Brut’un iki farklı şişesi var. Birisi benim kullandığım gri ve kare şeffaf şişe. Bu şişedeki kokunun eski egzotik ve çarpıcı Brut kolonyasıyla çok ilgisi kalmamış. Eski sert, erkeksi ve dolgun Brut’un sulandırılmış, seyreltilmiş, günümüz haline uyarlanmış hali diyebilirim kare şeffaf şişe. İlerleyen yıllar ve markanın birkaç defa el değiştirmesiyle eski kokusundan uzaklaşmış ne yazık ki Brut. Kokusu zaman zaman traş köpüklerini veya ucuz deodorantları andırıyor. Bir daha ki sefere uzun mavi dökme şişedeki versiyonu denemeliyim.

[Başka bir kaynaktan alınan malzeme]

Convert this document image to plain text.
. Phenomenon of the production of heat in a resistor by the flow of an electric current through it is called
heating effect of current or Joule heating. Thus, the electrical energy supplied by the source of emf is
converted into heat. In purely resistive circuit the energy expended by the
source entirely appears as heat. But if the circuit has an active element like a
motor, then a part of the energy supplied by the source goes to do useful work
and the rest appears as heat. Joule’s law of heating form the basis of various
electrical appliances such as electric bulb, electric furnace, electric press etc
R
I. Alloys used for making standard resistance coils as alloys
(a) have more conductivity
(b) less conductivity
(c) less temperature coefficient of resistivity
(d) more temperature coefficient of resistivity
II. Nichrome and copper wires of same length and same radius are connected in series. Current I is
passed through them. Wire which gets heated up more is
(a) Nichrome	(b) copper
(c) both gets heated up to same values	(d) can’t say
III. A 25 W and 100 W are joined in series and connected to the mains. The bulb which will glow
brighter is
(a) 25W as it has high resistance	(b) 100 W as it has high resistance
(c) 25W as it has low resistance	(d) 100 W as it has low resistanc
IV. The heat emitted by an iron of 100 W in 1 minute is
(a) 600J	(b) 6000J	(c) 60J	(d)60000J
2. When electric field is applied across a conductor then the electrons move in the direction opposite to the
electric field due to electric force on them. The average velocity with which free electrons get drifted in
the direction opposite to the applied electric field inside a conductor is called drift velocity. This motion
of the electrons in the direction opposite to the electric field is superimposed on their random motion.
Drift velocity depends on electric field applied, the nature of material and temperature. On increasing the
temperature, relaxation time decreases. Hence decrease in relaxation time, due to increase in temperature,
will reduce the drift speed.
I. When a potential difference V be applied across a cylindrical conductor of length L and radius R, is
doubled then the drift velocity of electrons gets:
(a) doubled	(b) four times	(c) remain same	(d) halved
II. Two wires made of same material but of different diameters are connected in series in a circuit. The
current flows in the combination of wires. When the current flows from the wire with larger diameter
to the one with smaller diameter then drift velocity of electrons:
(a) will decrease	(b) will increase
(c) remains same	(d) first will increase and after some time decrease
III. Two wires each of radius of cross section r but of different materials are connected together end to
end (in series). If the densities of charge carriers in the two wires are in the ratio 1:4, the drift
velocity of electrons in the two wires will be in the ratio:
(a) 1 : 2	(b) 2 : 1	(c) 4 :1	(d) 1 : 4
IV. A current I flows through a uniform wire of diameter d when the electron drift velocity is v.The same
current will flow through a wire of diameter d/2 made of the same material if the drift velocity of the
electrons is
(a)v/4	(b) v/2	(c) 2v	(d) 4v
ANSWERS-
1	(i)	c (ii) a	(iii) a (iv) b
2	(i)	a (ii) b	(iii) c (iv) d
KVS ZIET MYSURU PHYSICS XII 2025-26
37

Brut kokusal olarak hem Rive Gauche Pour Homme’ye hem de Penhaligons – Sartorial’a benziyor. Eğer Brut’u seviyorsanız fakat çok daha kaliteli versiyonunu arıyorsanız o zaman Sartorial iyi seçenek diyebilirim. Brut 1970’li yıllardan kalma modası geçmiş ve eski kokarken, Sartorial onun daha güçlü ve 1990’larda güncellenmiş genç kardeşi gibi denebilir.

Brut’un hiçbir parfüme benzemeyen sıradışı çarpıcı kokusu tabii ki ünlülerin de ilgisini çekmiş. Elvis Presley, Arnold Schwarzenegger, Jon Bon Jovi, Sean Bean gibi ünlülerin Brut kullanıcısı oldukları belirtilmiş.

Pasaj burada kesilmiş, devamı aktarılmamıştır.